The new Golf Performance Center is part of Sea Island Company’s $30 million renovations and additions project, which include an 18-hole Driftwood putting course; six new cottages with 14 new sleeping rooms; a new oceanfront pool; pool house; and extended practice facility and short game area, each overlooking the Atlantic.

In addition, the Plantation Course, currently being renovated by Love III’s design group, will re-open later this fall as an outstanding complement to the fabled Seaside Course, built-in 1929 by Harry S. Colt and Charles Alison.

Sea Island Golf Performance Center's indoor short game facility

The new Golf Performance Center, located behind and just a few yards away from the original center (that will be reshaped into another cottage complete with a hitting bay) is the centerpiece of the new amenities — and solidifies Sea Island Golf Resort’s reputation as one of the country’s great places to learn and play the game.

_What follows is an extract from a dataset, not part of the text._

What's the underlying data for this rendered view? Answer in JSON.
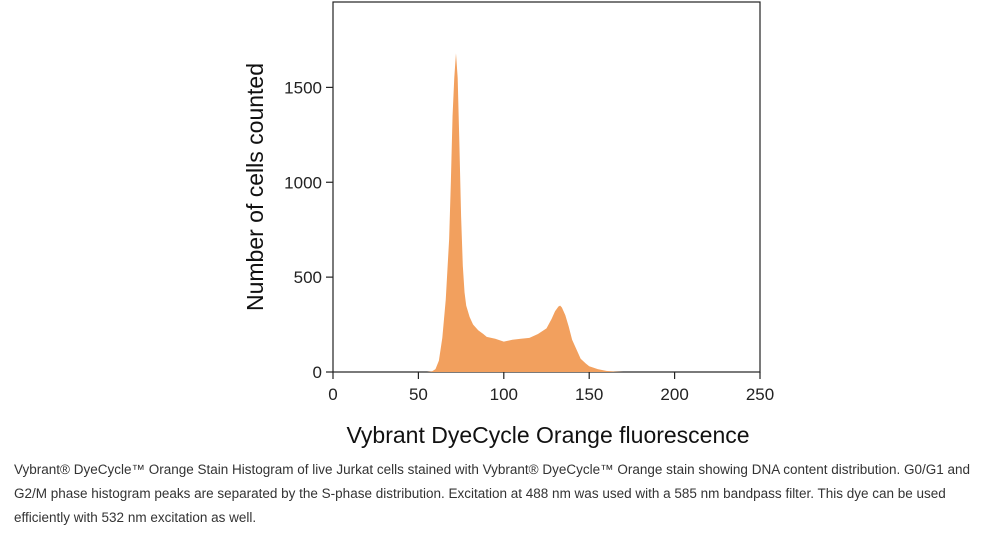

That reputation, of course, is thanks in large part to Lumpkin and other instructors, including putting guru Phil Kenyon and Director of Fitness Randy Myers. Each has his own space at the new Center. For example, two indoor putting studios for Kenyon and an extensive exercise room with outdoor patio for Myers.

The new Center also features six instruction and club fitting bays, a golf simulator, retail area, and indoor and outdoor meeting and event spaces.

 “We think the new Center is going to be as good as anybody’s,’’ Lumpkin said. “Hopefully people will want to come.’’

No doubt they will come, but with all of the Center’s technologies and toys, begs the questions, when does a student (or teacher) reach techno overload?

There is no better person to answer than Lumpkin, an avowed “old school’’ instructor who has embraced 21st-century teaching technology.

 “I use video and Trackman (launch monitor) but for specific purposes,’’ he said. “Some teachers won’t teach without a Trackman. They use it for everything from face angle to ball spin. 

 “A lot of times when I’m working with Tour players, we are working on distance control. We will work on Trackman simply for that alone. We might then work on trajectory or spin. But I don’t think I have to have it to deliver a good lesson.’’

Indeed. The mark of a good teacher — or in Lumpkin’s case, a great teacher — is figuring out how his or her student learns best.

 “Some (students) are very analytical and want all those numbers,’’ Lumpkin said. “Then there is the student who plays totally by feel. So as a teacher, you need to put the person in a place he or she can learn the most. After all, that’s what it’s all about.’’

And that’s what the Sea Island Golf Performance Center delivers.